Si la situation sanitaire s'est améliorée par rapport à cet été, la tension hospitalière reste encore forte (86 patients hospitalisés pour Covid-19, dont 29 en soins critiques). Par ailleurs, seulement 42% des personnes majeures ont reçu au moins une injection du vaccin. 

LE POINT SUR LA PANDÉMIE


Le Covid-19 a désormais fait au moins 4.952.390 morts dans le monde depuis le début de la pandémie. Les États-Unis demeurent le pays le plus touché (737.316 morts) devant le Brésil (605.804), l'Inde (455.068), le Mexique (286.496) et la Russie (232.775).

VÉRAN A REÇU SA TROISIÈME DOSE DE VACCIN


Le ministre de la Santé, Olivier Véran, a annoncé mardi avoir reçu sa troisième dose de vaccin contre le Covid-19.  Il a reçu une injection de Pfizer. "J'en ai profité pour faire dans le même mouvement et dans l'autre bras la vaccination contre la grippe", a-t-il précisé. "Je me protège, je protège les personnes avec qui je suis en contact.
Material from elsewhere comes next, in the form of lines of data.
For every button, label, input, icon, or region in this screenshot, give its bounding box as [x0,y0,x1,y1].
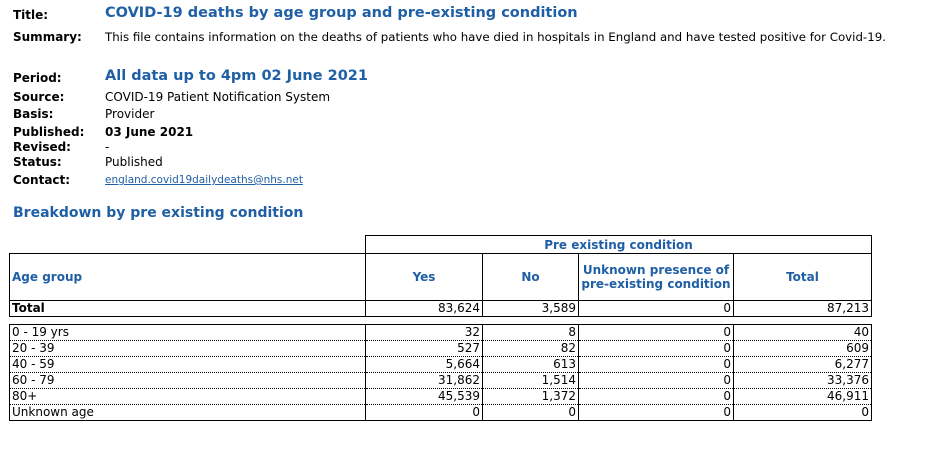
row-age-group: 0 - 19 yrs [9,324,366,341]
table-row: 0 - 19 yrs 32 8 0 40 [9,324,872,341]
row-yes: 31,862 [365,372,483,389]
contact-label: Contact: [13,173,71,187]
row-total: 33,376 [733,372,872,389]
group-header-row: Pre existing condition [10,235,872,254]
row-unknown: 0 [578,356,734,373]
total-row-label: Total [9,300,366,317]
group-header-empty [10,236,366,254]
row-yes: 0 [365,404,483,421]
group-header-pre-existing: Pre existing condition [365,235,872,254]
row-no: 82 [482,340,579,357]
status-value: Published [105,155,163,169]
summary-label: Summary: [13,30,82,44]
column-header-total: Total [733,253,872,301]
row-yes: 527 [365,340,483,357]
total-row-no: 3,589 [482,300,579,317]
row-no: 1,514 [482,372,579,389]
status-label: Status: [13,155,62,169]
table-row: 60 - 79 31,862 1,514 0 33,376 [9,372,872,389]
row-no: 613 [482,356,579,373]
row-age-group: Unknown age [9,404,366,421]
row-no: 8 [482,324,579,341]
row-age-group: 20 - 39 [9,340,366,357]
column-header-age-group: Age group [9,253,366,301]
column-header-unknown-line1: Unknown presence of [582,263,730,277]
row-yes: 5,664 [365,356,483,373]
contact-email-link[interactable]: england.covid19dailydeaths@nhs.net [105,174,303,186]
section-heading: Breakdown by pre existing condition [13,205,304,221]
source-value: COVID-19 Patient Notification System [105,90,331,104]
title-label: Title: [13,8,49,22]
total-row: Total 83,624 3,589 0 87,213 [9,300,872,317]
row-unknown: 0 [578,372,734,389]
column-header-yes: Yes [365,253,483,301]
row-unknown: 0 [578,388,734,405]
row-total: 609 [733,340,872,357]
basis-label: Basis: [13,107,54,121]
row-total: 6,277 [733,356,872,373]
row-total: 46,911 [733,388,872,405]
table-row: 20 - 39 527 82 0 609 [9,340,872,357]
row-yes: 45,539 [365,388,483,405]
row-age-group: 60 - 79 [9,372,366,389]
column-header-no: No [482,253,579,301]
row-yes: 32 [365,324,483,341]
table-row: Unknown age 0 0 0 0 [9,404,872,421]
table-row: 80+ 45,539 1,372 0 46,911 [9,388,872,405]
total-row-unknown: 0 [578,300,734,317]
published-label: Published: [13,125,85,139]
breakdown-table: Pre existing condition Age group Yes No … [9,235,872,421]
revised-label: Revised: [13,140,71,154]
row-age-group: 40 - 59 [9,356,366,373]
total-row-yes: 83,624 [365,300,483,317]
table-spacer [10,317,872,325]
row-unknown: 0 [578,324,734,341]
row-no: 1,372 [482,388,579,405]
row-total: 0 [733,404,872,421]
period-value: All data up to 4pm 02 June 2021 [105,68,368,84]
published-value: 03 June 2021 [105,125,194,139]
row-age-group: 80+ [9,388,366,405]
table-row: 40 - 59 5,664 613 0 6,277 [9,356,872,373]
summary-text: This file contains information on the de… [105,30,886,44]
row-total: 40 [733,324,872,341]
basis-value: Provider [105,107,155,121]
row-unknown: 0 [578,340,734,357]
column-header-unknown: Unknown presence of pre-existing conditi… [578,253,734,301]
row-no: 0 [482,404,579,421]
row-unknown: 0 [578,404,734,421]
total-row-total: 87,213 [733,300,872,317]
column-header-unknown-line2: pre-existing condition [581,277,731,291]
period-label: Period: [13,71,62,85]
source-label: Source: [13,90,65,104]
column-header-row: Age group Yes No Unknown presence of pre… [9,253,872,301]
revised-value: - [105,140,110,154]
page-title: COVID-19 deaths by age group and pre-exi… [105,5,578,21]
Et j'envoie un signal en disant 'allez-y'", conclut le ministre. 


Pour l'heure, environ 2,5 millions de personnes des 6,8 millions pouvant y prétendre en France ont effectué leur rappel vaccinal. 

CHIFFRES DU COVID


D'après les chiffres communiqués par Santé publique France ce mardi, 6603 cas ont été recensés au cours des dernières 24 heures, soit 11% de plus qu'il y a sept jours. 6445 personnes sont actuellement hospitalisées, soit 40 de plus que lundi.


1049 patients se trouvent par ailleurs en soins critiques, soit 26 de plus que lundi. 
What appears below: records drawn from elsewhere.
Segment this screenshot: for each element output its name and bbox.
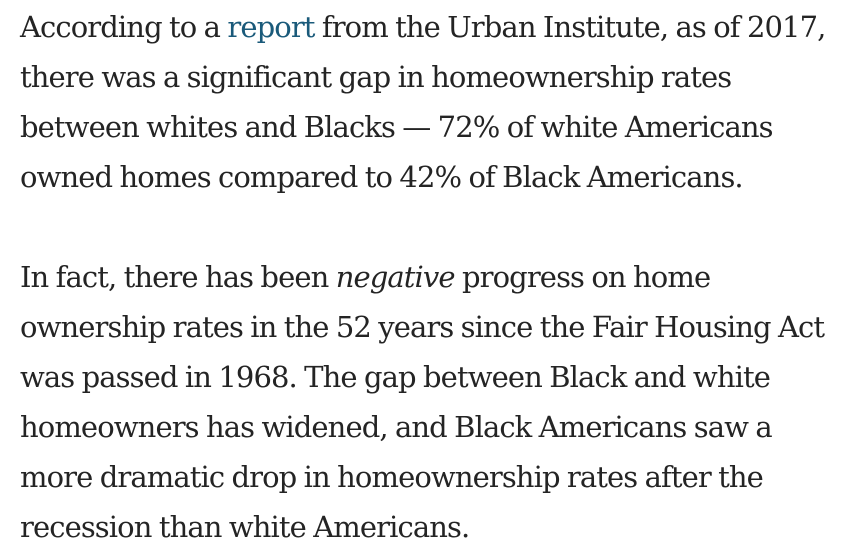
text-run: In fact, there has been: [20, 260, 336, 294]
text-line: was passed in 1968. The gap between Blac…: [20, 360, 771, 394]
text-line: between whites and Blacks — 72% of white…: [20, 110, 774, 144]
report-link[interactable]: report: [227, 10, 315, 44]
text-line: there was a significant gap in homeowner…: [20, 60, 732, 94]
text-line: owned homes compared to 42% of Black Ame…: [20, 160, 744, 194]
text-line: ownership rates in the 52 years since th…: [20, 310, 825, 344]
text-line: homeowners has widened, and Black Americ…: [20, 410, 773, 444]
text-run: According to a: [20, 10, 228, 44]
article-body: According to a report from the Urban Ins…: [20, 2, 855, 552]
emphasized-word: negative: [335, 260, 456, 294]
text-line: According to a report from the Urban Ins…: [20, 2, 855, 52]
text-run: progress on home: [454, 260, 711, 294]
paragraph-negative-progress: In fact, there has been negative progres…: [20, 252, 855, 552]
paragraph-homeownership-gap: According to a report from the Urban Ins…: [20, 2, 855, 202]
text-run: from the Urban Institute, as of 2017,: [314, 10, 826, 44]
text-line: recession than white Americans.: [20, 510, 470, 544]
text-line: In fact, there has been negative progres…: [20, 252, 855, 302]
text-line: more dramatic drop in homeownership rate…: [20, 460, 764, 494]
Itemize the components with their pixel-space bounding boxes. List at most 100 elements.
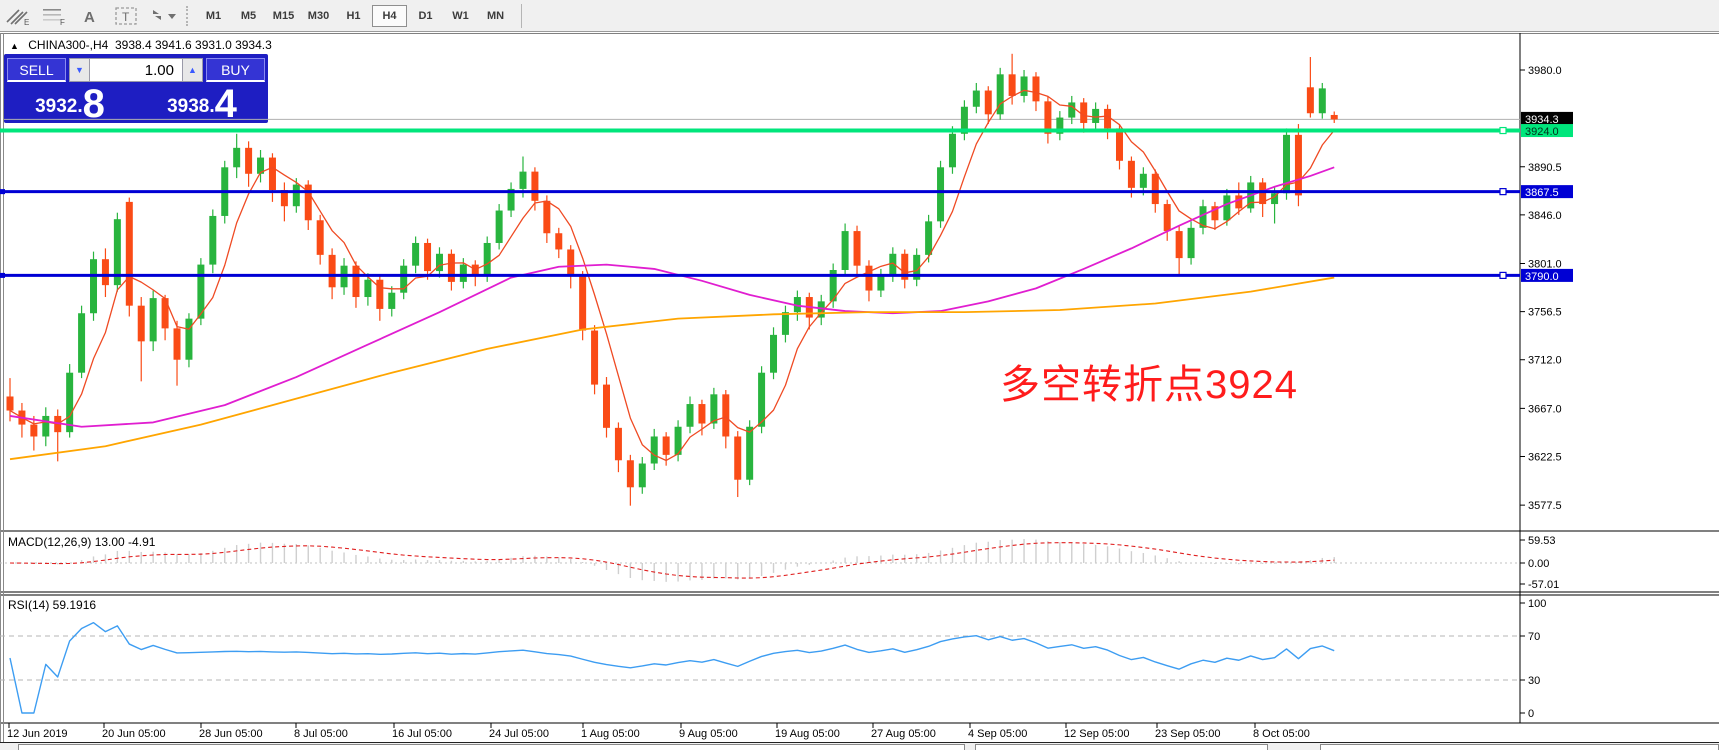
sell-button[interactable]: SELL: [7, 58, 66, 82]
candle-body: [328, 254, 336, 288]
candle-body: [1306, 87, 1314, 114]
candle-body: [209, 215, 217, 265]
date-axis-label: 27 Aug 05:00: [871, 728, 936, 740]
timeframe-button-group: M1 M5 M15 M30 H1 H4 D1 W1 MN: [196, 4, 513, 27]
timeframe-button-h4[interactable]: H4: [372, 4, 407, 27]
text-frame-icon[interactable]: T: [111, 4, 141, 28]
price-badge: [1521, 185, 1573, 199]
toolbar-group-handle[interactable]: [186, 5, 188, 26]
candle-body: [1163, 204, 1171, 232]
candle-body: [1235, 195, 1243, 209]
date-axis-label: 23 Sep 05:00: [1155, 728, 1220, 740]
line-handle[interactable]: [1499, 271, 1507, 280]
timeframe-button-w1[interactable]: W1: [452, 9, 469, 22]
candle-body: [364, 279, 372, 298]
candle-body: [1259, 182, 1267, 205]
price-axis-label: 3801.0: [1528, 259, 1562, 271]
timeframe-button-h1[interactable]: H1: [346, 9, 361, 22]
volume-decrease-button[interactable]: ▼: [69, 58, 90, 82]
collapse-arrow-icon[interactable]: ▲: [10, 41, 19, 51]
chart-tab[interactable]: [1320, 744, 1719, 750]
candle-body: [1294, 134, 1302, 196]
date-axis-label: 19 Aug 05:00: [775, 728, 840, 740]
price-axis-label: 3756.5: [1528, 307, 1562, 319]
candle-body: [137, 305, 145, 342]
candle-body: [78, 313, 86, 373]
candle-body: [42, 415, 50, 437]
candle-body: [459, 264, 467, 282]
cursor-tools-dropdown-icon[interactable]: [147, 4, 177, 28]
chart-tab[interactable]: [975, 744, 1268, 750]
candle-body: [781, 312, 789, 335]
svg-text:T: T: [122, 10, 130, 24]
candle-body: [937, 167, 945, 222]
candle-body: [531, 171, 539, 201]
candle-body: [113, 219, 121, 286]
sell-price[interactable]: 3932. 8: [4, 83, 136, 124]
rsi-axis-label: 0: [1528, 708, 1534, 720]
macd-signal-line: [9, 542, 1335, 579]
svg-text:F: F: [60, 18, 65, 26]
volume-input[interactable]: [90, 58, 182, 82]
candle-body: [471, 264, 479, 277]
buy-button[interactable]: BUY: [206, 58, 265, 82]
sell-price-main: 3932: [35, 96, 78, 117]
macd-histogram: [21, 539, 1335, 582]
candle-body: [984, 90, 992, 115]
candle-body: [686, 404, 694, 427]
chart-text-annotation[interactable]: 多空转折点3924: [1000, 363, 1298, 407]
date-axis-label: 8 Jul 05:00: [294, 728, 348, 740]
line-handle[interactable]: [0, 272, 5, 278]
timeframe-button-m15[interactable]: M15: [272, 9, 295, 22]
toolbar: E F A T M1 M5 M15 M30 H1 H4 D1 W1 MN: [0, 0, 1719, 32]
date-axis-label: 24 Jul 05:00: [489, 728, 549, 740]
volume-stepper: ▼ ▲: [69, 58, 203, 82]
candle-body: [1175, 231, 1183, 259]
candle-body: [1092, 108, 1100, 123]
candle-body: [388, 292, 396, 309]
buy-price-pips: 4: [214, 82, 237, 126]
timeframe-button-mn[interactable]: MN: [486, 9, 505, 22]
candle-body: [877, 274, 885, 291]
line-handle[interactable]: [1499, 188, 1507, 196]
candle-body: [125, 201, 133, 306]
candle-body: [579, 276, 587, 331]
candle-body: [591, 330, 599, 385]
ma-slow: [9, 276, 1335, 461]
line-studies-icon[interactable]: E: [3, 4, 33, 28]
volume-increase-button[interactable]: ▲: [182, 58, 203, 82]
macd-indicator-label: MACD(12,26,9) 13.00 -4.91: [8, 535, 156, 549]
rsi-axis-label: 70: [1528, 631, 1540, 643]
price-badge: [1521, 124, 1573, 138]
date-axis-label: 9 Aug 05:00: [679, 728, 738, 740]
candle-body: [889, 253, 897, 275]
svg-text:E: E: [24, 18, 29, 26]
candle-body: [149, 298, 157, 342]
date-axis-label: 1 Aug 05:00: [581, 728, 640, 740]
candle-body: [233, 147, 241, 168]
timeframe-button-m30[interactable]: M30: [307, 9, 330, 22]
candle-body: [698, 404, 706, 424]
text-label-icon[interactable]: A: [75, 4, 105, 28]
timeframe-button-d1[interactable]: D1: [418, 9, 433, 22]
candle-body: [507, 188, 515, 211]
line-handle[interactable]: [1499, 126, 1507, 135]
candle-body: [793, 297, 801, 313]
candle-body: [638, 463, 646, 488]
candle-body: [90, 259, 98, 314]
candle-body: [412, 242, 420, 266]
chart-tab[interactable]: [18, 744, 965, 750]
price-axis-label: 3846.0: [1528, 210, 1562, 222]
candle-body: [1330, 114, 1338, 120]
timeframe-button-m1[interactable]: M1: [205, 9, 222, 22]
macd-axis-label: 59.53: [1528, 535, 1556, 547]
timeframe-button-m5[interactable]: M5: [240, 9, 257, 22]
fibo-grid-icon[interactable]: F: [39, 4, 69, 28]
candle-body: [447, 253, 455, 282]
candle-body: [66, 372, 74, 433]
candle-body: [1139, 173, 1147, 188]
candle-body: [734, 436, 742, 480]
buy-price[interactable]: 3938. 4: [136, 82, 268, 126]
candle-body: [304, 184, 312, 221]
line-handle[interactable]: [0, 189, 5, 195]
38 personnes sont décédées au cours des dernières 24 heures.

MÉLENCHON "CONTENT D'ÊTRE VACCINÉ" CONTRE LE COVID-19


En déplacement en Guyane ce mardi, Jean-Luc Mélenchon s'est dit "content" d'être vacciné". "J'ai voulu diminuer les risques", a-t-il expliqué dans ce territoire ou le scepticisme contre le vaccin demeure important. Le chef des Insoumis a toutefois réitéré son opposition au pass sanitaire et appelé à s'aligner sur la position de l'OMS, "convaincre plutôt que contraindre". 


En Guyane au 25 octobre, le taux d'incidence calculé sur sept jours était en recul mais demeure à un niveau élevé de 217 cas pour 100.000 personnes.